The Decision Framework

  1. Start with a paediatric OT assessment if your child shows any sensory or motor signs alongside the behaviour. The OT screens for sensory processing issues and can determine whether the behaviour has a sensory component.
  2. If the OT finds sensory/motor issues: Start OT. Behaviour often improves significantly with sensory regulation alone.
  3. If behaviour persists despite good sensory regulation: Add counselling for the emotional component.
  4. If the OT finds no sensory issues: Refer to a counsellor or psychologist directly.

Cost Comparison

OTChild Counsellor
AssessmentRM 150 – RM 300RM 200 – RM 400
Per sessionRM 120 – RM 250RM 150 – RM 350
Typical sessions8-168-12
TotalRM 1,110 – RM 4,300RM 1,400 – RM 4,600

Frequently Asked Questions

Can one professional do both? No. OTs are not trained in psychotherapy. Counsellors are not trained in sensory processing assessment. Some OTs have additional training in emotional regulation strategies, and some counsellors understand sensory processing, but the core competencies are different.

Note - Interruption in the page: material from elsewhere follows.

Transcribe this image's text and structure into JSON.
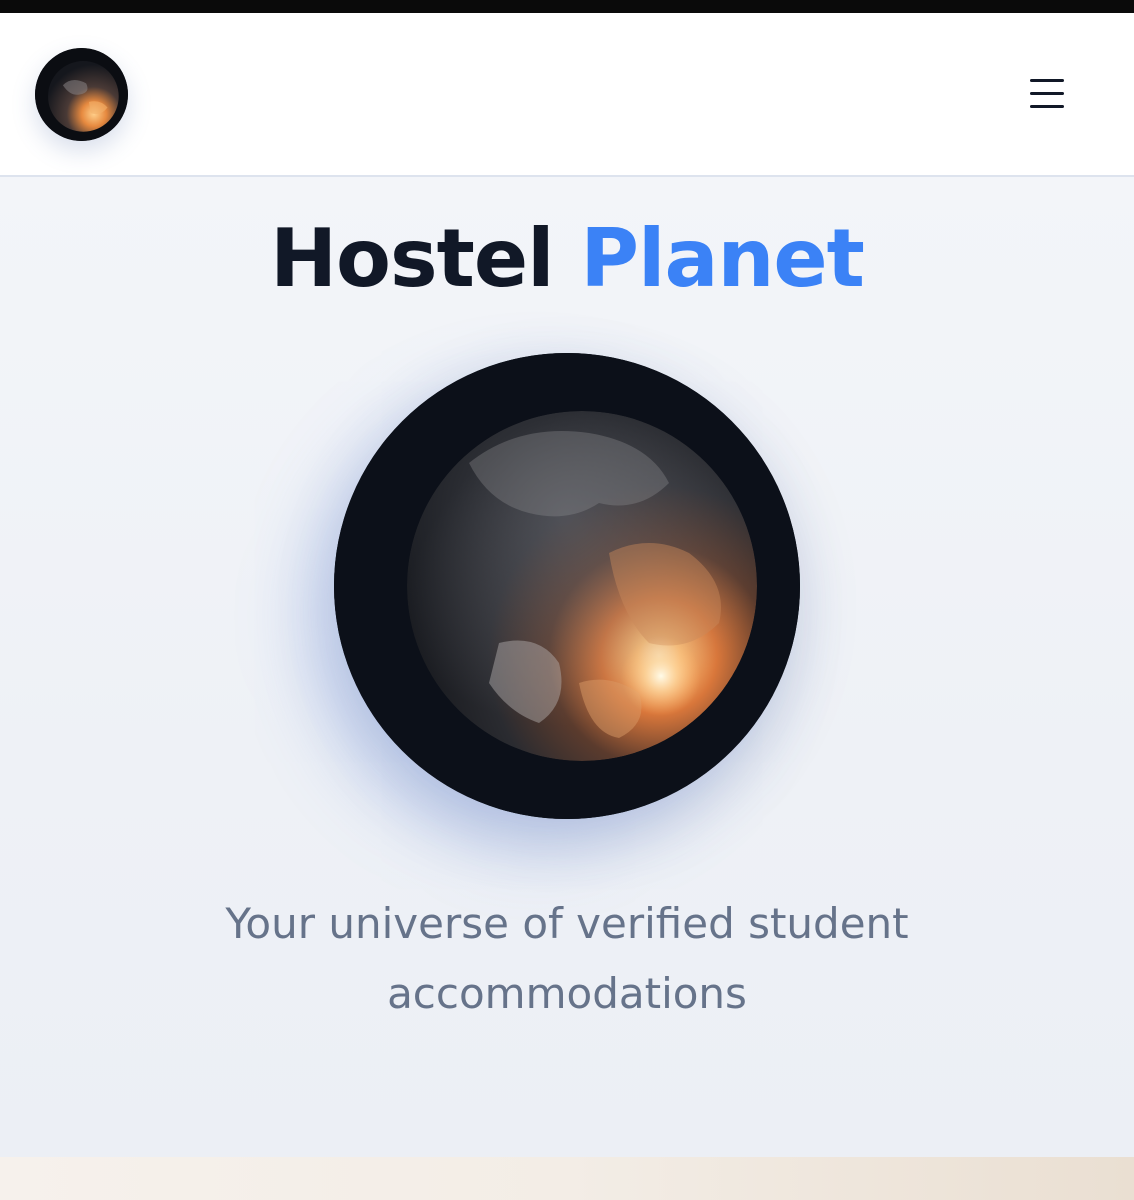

My child is seeing a counsellor and not improving. Should I try OT? If the counsellor has been working with your child for 3+ months with minimal progress, request a sensory screening. The underlying issue may be sensory, and no amount of talk therapy fixes a nervous system that can’t process input.

Can the school counsellor handle this? School counsellors provide valuable support for mild emotional and social difficulties. For significant behaviour problems with potential sensory or developmental roots, a clinical OT and/or registered psychologist is more appropriate.

The Behaviour Is the Message. The Cause Is the Answer.

A meltdown is not the problem, it’s the child’s way of communicating that something is wrong. Whether that “something” is sensory overwhelm or emotional distress determines which professional can help. Getting the diagnosis right is the most important step.